We’re already seeing this impact in our customer base. One of ThoughtSpot’s customers - one of the largest banks in the US - is using AI in its wealth management business. With millions of customers accessing a wide range of products from investing, cash management and mortgages, they wanted to customize their offerings to serve the needs of each of its customers, rather than offering a generic template of products. With AI-driven analytics, their wealth advisors could use simple searches to build a complete, 360 degree view of their customers. This gave them the ability to look at everything from investment products, credit cards, and mortgages that the customer had adopted and identify new relevant products and services for them, helping the bank grow their assets under management and expand their customer lifetime value.

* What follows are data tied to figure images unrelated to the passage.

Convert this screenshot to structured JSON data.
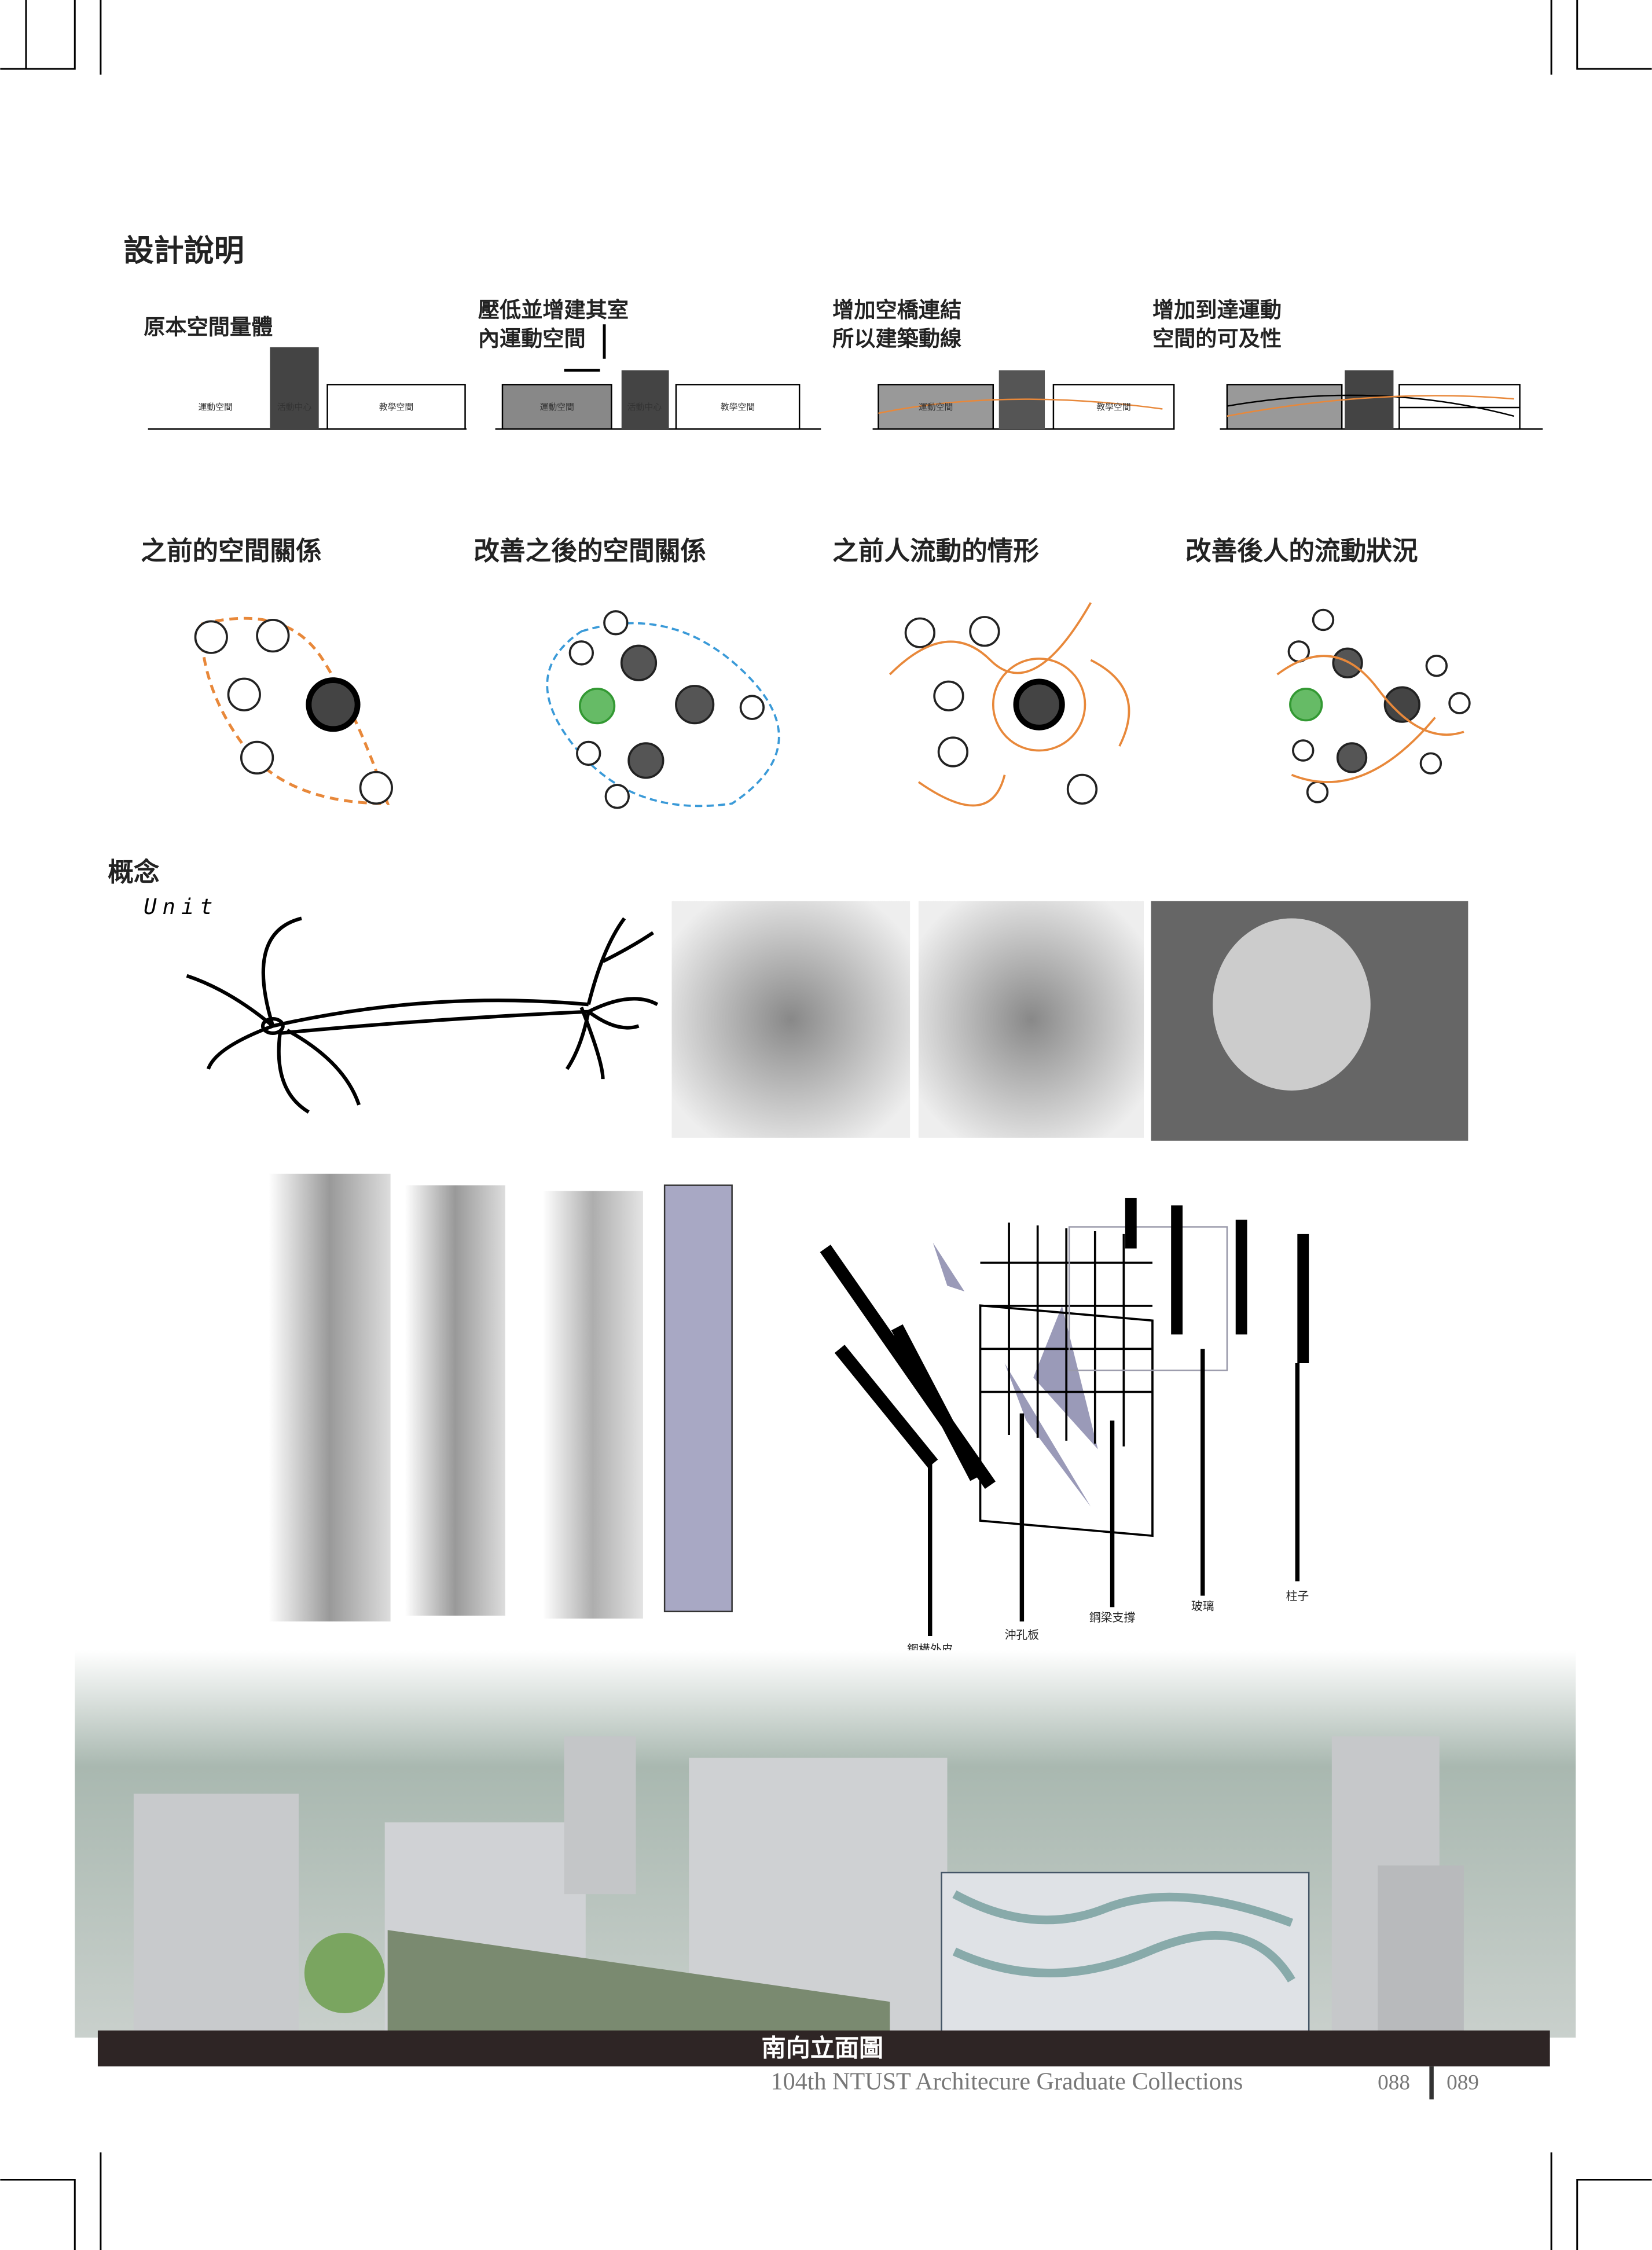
{
  "section_title": "設計說明",
  "massing_steps": [
    {
      "caption": [
        "原本空間量體"
      ],
      "labels": [
        "運動空間",
        "活動中心",
        "教學空間"
      ]
    },
    {
      "caption": [
        "壓低並增建其室",
        "內運動空間"
      ],
      "labels": [
        "運動空間",
        "活動中心",
        "教學空間"
      ]
    },
    {
      "caption": [
        "增加空橋連結",
        "所以建築動線"
      ],
      "labels": [
        "運動空間",
        "教學空間"
      ]
    },
    {
      "caption": [
        "增加到達運動",
        "空間的可及性"
      ]
    }
  ],
  "relation_titles": [
    "之前的空間關係",
    "改善之後的空間關係",
    "之前人流動的情形",
    "改善後人的流動狀況"
  ],
  "concept": {
    "title": "概念",
    "subtitle": "Unit"
  },
  "structure_labels": [
    "鋼構外皮",
    "沖孔板",
    "鋼梁支撐",
    "玻璃",
    "柱子"
  ],
  "elevation": {
    "title": "南向立面圖"
  },
  "footer": {
    "text": "104th NTUST Architecure Graduate Collections",
    "pages": [
      "088",
      "089"
    ]
  }
}
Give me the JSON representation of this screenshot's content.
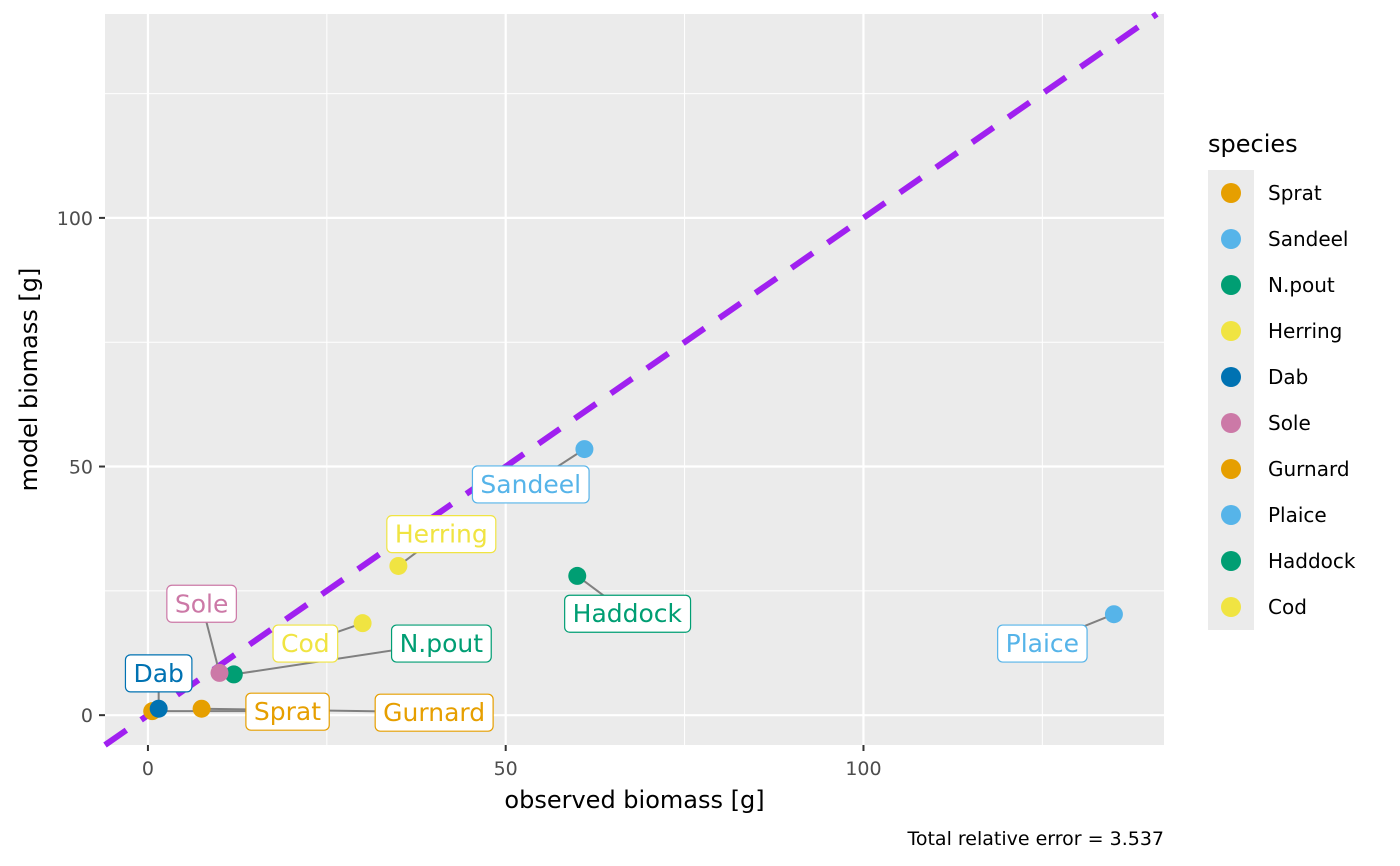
{
  "colors": {
    "panel": "#ebebeb",
    "grid_major": "#ffffff",
    "identity_line": "#a020f0",
    "connector": "#808080"
  },
  "chart_data": {
    "type": "scatter",
    "xlabel": "observed biomass [g]",
    "ylabel": "model biomass [g]",
    "caption": "Total relative error = 3.537",
    "xlim": [
      -6,
      142
    ],
    "ylim": [
      -6,
      141
    ],
    "x_ticks": [
      0,
      50,
      100
    ],
    "y_ticks": [
      0,
      50,
      100
    ],
    "grid": true,
    "identity_line": {
      "style": "dashed",
      "slope": 1,
      "intercept": 0
    },
    "legend": {
      "title": "species",
      "position": "right"
    },
    "points": [
      {
        "species": "Sprat",
        "x": 0.6,
        "y": 0.8,
        "color": "#e69f00",
        "label_x": 19.5,
        "label_y": 0.8
      },
      {
        "species": "Sandeel",
        "x": 61,
        "y": 53.5,
        "color": "#56b4e9",
        "label_x": 53.5,
        "label_y": 46.5
      },
      {
        "species": "N.pout",
        "x": 12,
        "y": 8.2,
        "color": "#009e73",
        "label_x": 41,
        "label_y": 14.5
      },
      {
        "species": "Herring",
        "x": 35,
        "y": 30,
        "color": "#f0e442",
        "label_x": 41,
        "label_y": 36.5
      },
      {
        "species": "Dab",
        "x": 1.5,
        "y": 1.3,
        "color": "#0072b2",
        "label_x": 1.5,
        "label_y": 8.5
      },
      {
        "species": "Sole",
        "x": 10,
        "y": 8.5,
        "color": "#cc79a7",
        "label_x": 7.5,
        "label_y": 22.5
      },
      {
        "species": "Gurnard",
        "x": 7.5,
        "y": 1.3,
        "color": "#e69f00",
        "label_x": 40,
        "label_y": 0.6
      },
      {
        "species": "Plaice",
        "x": 135,
        "y": 20.3,
        "color": "#56b4e9",
        "label_x": 125,
        "label_y": 14.5
      },
      {
        "species": "Haddock",
        "x": 60,
        "y": 28,
        "color": "#009e73",
        "label_x": 67,
        "label_y": 20.5
      },
      {
        "species": "Cod",
        "x": 30,
        "y": 18.5,
        "color": "#f0e442",
        "label_x": 22,
        "label_y": 14.5
      }
    ]
  }
}
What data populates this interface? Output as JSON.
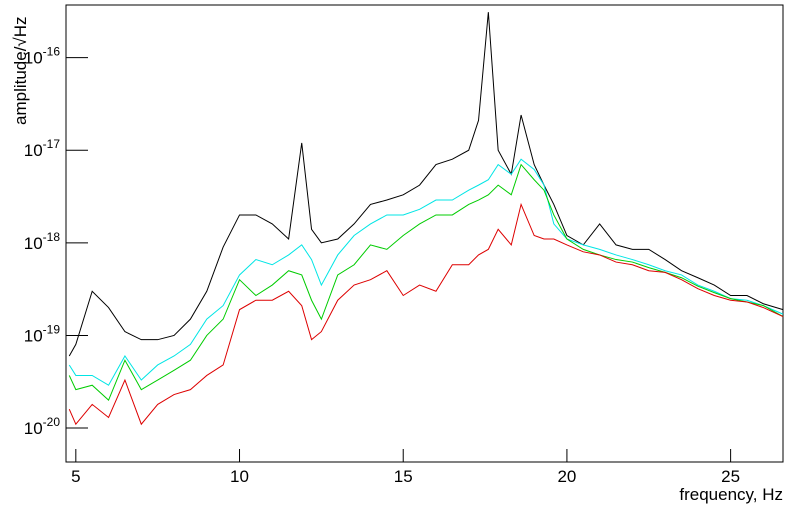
{
  "chart_data": {
    "type": "line",
    "x_label": "frequency, Hz",
    "y_label": "amplitude/√Hz",
    "log_y": true,
    "grid": false,
    "x": [
      4.8,
      5.0,
      5.5,
      6.0,
      6.5,
      7.0,
      7.5,
      8.0,
      8.5,
      9.0,
      9.5,
      10.0,
      10.5,
      11.0,
      11.5,
      11.9,
      12.2,
      12.5,
      13.0,
      13.5,
      14.0,
      14.5,
      15.0,
      15.5,
      16.0,
      16.5,
      17.0,
      17.3,
      17.6,
      17.9,
      18.3,
      18.6,
      19.0,
      19.3,
      19.6,
      20.0,
      20.5,
      21.0,
      21.5,
      22.0,
      22.5,
      23.0,
      23.5,
      24.0,
      24.5,
      25.0,
      25.5,
      26.0,
      26.6
    ],
    "series": [
      {
        "color": "#000000",
        "values": [
          6e-20,
          8e-20,
          3e-19,
          2e-19,
          1.1e-19,
          9e-20,
          9e-20,
          1e-19,
          1.5e-19,
          3e-19,
          9e-19,
          2e-18,
          2e-18,
          1.6e-18,
          1.1e-18,
          1.2e-17,
          1.4e-18,
          1e-18,
          1.1e-18,
          1.6e-18,
          2.6e-18,
          2.9e-18,
          3.3e-18,
          4.2e-18,
          7e-18,
          8e-18,
          1e-17,
          2.1e-17,
          3.1e-16,
          1e-17,
          5.5e-18,
          2.4e-17,
          7e-18,
          4.2e-18,
          2.6e-18,
          1.2e-18,
          9.5e-19,
          1.6e-18,
          9.5e-19,
          8.5e-19,
          8.5e-19,
          6.6e-19,
          5e-19,
          4.2e-19,
          3.5e-19,
          2.7e-19,
          2.7e-19,
          2.2e-19,
          1.9e-19
        ]
      },
      {
        "color": "#00e5e5",
        "values": [
          4.8e-20,
          3.7e-20,
          3.7e-20,
          2.9e-20,
          6e-20,
          3.3e-20,
          4.8e-20,
          6e-20,
          8e-20,
          1.5e-19,
          2.1e-19,
          4.5e-19,
          6.6e-19,
          5.8e-19,
          7.4e-19,
          9.5e-19,
          6.6e-19,
          3.5e-19,
          7.4e-19,
          1.2e-18,
          1.6e-18,
          2e-18,
          2e-18,
          2.3e-18,
          2.9e-18,
          2.9e-18,
          3.7e-18,
          4.2e-18,
          4.8e-18,
          7e-18,
          5.5e-18,
          8e-18,
          6.2e-18,
          4.2e-18,
          1.6e-18,
          1.1e-18,
          9.5e-19,
          8.5e-19,
          7.4e-19,
          6.6e-19,
          5.8e-19,
          5e-19,
          4.5e-19,
          3.5e-19,
          3e-19,
          2.5e-19,
          2.4e-19,
          2.1e-19,
          1.7e-19
        ]
      },
      {
        "color": "#00cc00",
        "values": [
          3.7e-20,
          2.6e-20,
          2.9e-20,
          2e-20,
          5.4e-20,
          2.6e-20,
          3.3e-20,
          4.2e-20,
          5.4e-20,
          1e-19,
          1.5e-19,
          4e-19,
          2.7e-19,
          3.5e-19,
          5e-19,
          4.5e-19,
          2.4e-19,
          1.5e-19,
          4.5e-19,
          5.8e-19,
          9.5e-19,
          8.5e-19,
          1.2e-18,
          1.6e-18,
          2e-18,
          2e-18,
          2.6e-18,
          2.9e-18,
          3.3e-18,
          4.2e-18,
          3.3e-18,
          7e-18,
          4.8e-18,
          3.7e-18,
          2e-18,
          1.1e-18,
          8.5e-19,
          7.4e-19,
          6.6e-19,
          6.2e-19,
          5.4e-19,
          4.8e-19,
          4.2e-19,
          3.4e-19,
          2.9e-19,
          2.5e-19,
          2.3e-19,
          2.1e-19,
          1.6e-19
        ]
      },
      {
        "color": "#dd0000",
        "values": [
          1.6e-20,
          1.1e-20,
          1.8e-20,
          1.3e-20,
          3.3e-20,
          1.1e-20,
          1.8e-20,
          2.3e-20,
          2.6e-20,
          3.7e-20,
          4.8e-20,
          1.9e-19,
          2.4e-19,
          2.4e-19,
          3e-19,
          2.1e-19,
          9e-20,
          1.1e-19,
          2.4e-19,
          3.5e-19,
          4e-19,
          5e-19,
          2.7e-19,
          3.5e-19,
          3e-19,
          5.8e-19,
          5.8e-19,
          7.4e-19,
          8.5e-19,
          1.4e-18,
          9.5e-19,
          2.6e-18,
          1.2e-18,
          1.1e-18,
          1.1e-18,
          9.5e-19,
          8e-19,
          7.4e-19,
          6.2e-19,
          5.8e-19,
          5e-19,
          4.8e-19,
          4e-19,
          3.2e-19,
          2.7e-19,
          2.4e-19,
          2.3e-19,
          2e-19,
          1.6e-19
        ]
      }
    ],
    "xlim": [
      4.7,
      26.6
    ],
    "ylim": [
      4.3e-21,
      3.7e-16
    ],
    "xticks": [
      5,
      10,
      15,
      20,
      25
    ],
    "yticks": [
      {
        "value": 1e-20,
        "label": "10^-20"
      },
      {
        "value": 1e-19,
        "label": "10^-19"
      },
      {
        "value": 1e-18,
        "label": "10^-18"
      },
      {
        "value": 1e-17,
        "label": "10^-17"
      },
      {
        "value": 1e-16,
        "label": "10^-16"
      }
    ]
  }
}
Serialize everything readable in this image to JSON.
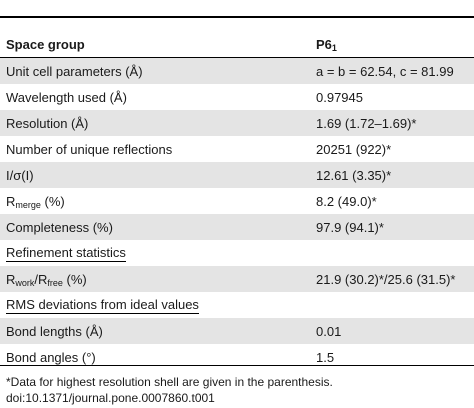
{
  "table": {
    "header": {
      "label": "Space group",
      "value": "P6",
      "value_sub": "1"
    },
    "rows": [
      {
        "label": "Unit cell parameters (Å)",
        "value": "a = b = 62.54, c = 81.99"
      },
      {
        "label": "Wavelength used (Å)",
        "value": "0.97945"
      },
      {
        "label": "Resolution (Å)",
        "value": "1.69 (1.72–1.69)*"
      },
      {
        "label": "Number of unique reflections",
        "value": "20251 (922)*"
      },
      {
        "label": "I/σ(I)",
        "value": "12.61 (3.35)*"
      },
      {
        "label_pre": "R",
        "label_sub": "merge",
        "label_post": " (%)",
        "value": "8.2 (49.0)*"
      },
      {
        "label": "Completeness (%)",
        "value": "97.9 (94.1)*"
      },
      {
        "section": "Refinement statistics"
      },
      {
        "label_pre": "R",
        "label_sub": "work",
        "label_mid": "/R",
        "label_sub2": "free",
        "label_post": " (%)",
        "value": "21.9 (30.2)*/25.6 (31.5)*"
      },
      {
        "section": "RMS deviations from ideal values"
      },
      {
        "label": "Bond lengths (Å)",
        "value": "0.01"
      },
      {
        "label": "Bond angles (°)",
        "value": "1.5"
      }
    ]
  },
  "footnote": {
    "note": "*Data for highest resolution shell are given in the parenthesis.",
    "doi": "doi:10.1371/journal.pone.0007860.t001"
  }
}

As AI ushers in a new wave of innovation for financial services, today’s leaders must embrace change, or risk getting left behind. No aspect of financial services will remain unchanged by AI. It will help drive automation and greater employee productivity. It will facilitate new customer acquisition, customized marketing and customer retention. It will enable more granular assessment of risk, reducing fraud and credit losses. And it has already given rise to modern fin techs who are leveraging AI to attack new market segments with innovative solutions.
With a new cycle of disruption comes the opportunity for daring, visionary leaders ready to take the chance to build stronger, enduring companies. At ThoughtSpot, we’re excited to help companies make this transformation.